210 anos depois— Esta é Ravenna Gabor Thorne. A nossa escolhida.
A pasta caiu sobre o tampo de madeira da enorme mesa, enquanto meu pai se acomodava à cadeira alta da cabeceira. Sua expressão era séria, compenetrada. Até mesmo um pouco irritada.
— Ela foi a sua decisão final, Vossa Majestade?
A pergunta veio do homem de cabelos quase que totalmente brancos, sentado ao seu lado esquerdo. O juiz Casimir era o mais velho entre os conselheiros e o que tinha a confiança do meu pai.
— Minha decisão seria não nos envolver com os lobos. Mas parece que não tenho muita escolha. — Seus olhos azuis se fixaram em mim. — Onde está Caliban? Você o informou da reunião, Cassius?
— Ele foi avisado.
Não precisei complementar o restante. Todos sabiam que meu irmão só fazia o que tinha vontade.
Desgostoso, Antares se voltou para um dos guardas na porta e ordenou:— Vá buscar esse inconsequente! Ele é o maior interessado no assunto e nem assim aparece! Aposto que passou a noite fazendo alguma besteira. Mais uma desse imprestável!
Espiei a pasta fechada sobre a mesa. Sem dizer nada, puxei-a para mim e a abri, sabendo o que veria. Há alguns anos tínhamos muitas anotações sobre os Alfas dos Ajaks, os observávamos de longe enquanto juntávamos informações, criando nossas estratégias.
Para muitos, éramos invisíveis. Os vampiros reclusos no ponto mais alto dos Alpes da Transilvânia, praticamente cercados por vales profundos e cordilheiras perigosas, de difícil acesso. Era um dos locais mais inóspitos e distantes dos Ajaks. Porém, sabíamos de tudo.
Uma das regras de sobrevivência era cuidar do nosso território e observar os possíveis inimigos, como caçadores humanos, híbridos e lobos. No passado, guerras com eles quase nos dizimaram.
Quando soubemos dos Alfas Supremos, nossa atenção se redobrou. Há pelo menos vinte anos, colhíamos todos os dados sobre eles, assim como os que apareciam no entorno e podiam ser ameaças ou aliados.

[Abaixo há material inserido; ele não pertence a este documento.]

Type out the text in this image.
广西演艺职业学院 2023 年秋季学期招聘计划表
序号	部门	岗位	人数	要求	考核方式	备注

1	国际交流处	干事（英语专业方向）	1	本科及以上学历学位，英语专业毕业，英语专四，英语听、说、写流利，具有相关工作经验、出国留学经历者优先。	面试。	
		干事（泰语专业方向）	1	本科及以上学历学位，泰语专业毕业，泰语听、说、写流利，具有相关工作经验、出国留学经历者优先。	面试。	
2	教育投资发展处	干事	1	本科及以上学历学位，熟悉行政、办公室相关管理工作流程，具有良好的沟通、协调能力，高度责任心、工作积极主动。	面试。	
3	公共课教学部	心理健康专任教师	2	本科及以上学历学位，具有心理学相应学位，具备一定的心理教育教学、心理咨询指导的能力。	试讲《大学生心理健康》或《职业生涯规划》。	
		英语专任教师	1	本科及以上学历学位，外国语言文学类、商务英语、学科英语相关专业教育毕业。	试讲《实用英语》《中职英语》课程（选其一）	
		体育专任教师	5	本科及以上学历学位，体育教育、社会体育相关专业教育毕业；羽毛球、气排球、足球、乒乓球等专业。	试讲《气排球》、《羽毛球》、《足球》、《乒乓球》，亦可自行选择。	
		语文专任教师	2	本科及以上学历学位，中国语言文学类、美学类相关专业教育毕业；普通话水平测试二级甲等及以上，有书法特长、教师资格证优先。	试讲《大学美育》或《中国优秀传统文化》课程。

A primeira fotografia que vi foi dos irmãos Sebastian Thorne, Jax Vanóia e Fenrir Dãneşti. Diziam ser os mais fortes e poderosos que se tinha notícia, tornando-se fato o que antes parecia lenda: únicos no mundo como Supremos. Imperavam em seus territórios, atraindo alianças com outras espécies. Possivelmente sendo um risco futuro para nós.Enquanto meu pai dizia a Casimir o quanto não tinha mais paciência com seu filho caçula inútil, eu passava as fotografias. Vi imagens das casas, das esposas e famílias, do local em que ocorriam as Festas da Aliança, dos moradores, até da universidade criada lá, que atraía cada vez mais interessados.
Quando finalmente encontrei o que eu queria, parei. Concentrei-me totalmente na figura imóvel perto de um muro, olhando sobre o ombro, como se estivesse na mira de uma lente potente. Os olhos azuis-claros eram firmes e desconfiados. Toda sua postura preparada para uma possível briga.
Ravenna Gabor Thorne. A primogênita do Alfa Supremo mais velho. Por isso, a escolhida.
Não prestei atenção nas vozes, nem para saber se Caliban daria o ar da sua presença. Enquanto observava a jovem linda e altiva, fui novamente atingido pela curiosidade. Havia algo nela que chamava a minha atenção, me fazia querer olhar mais. Foi assim desde que a vi pela primeira vez.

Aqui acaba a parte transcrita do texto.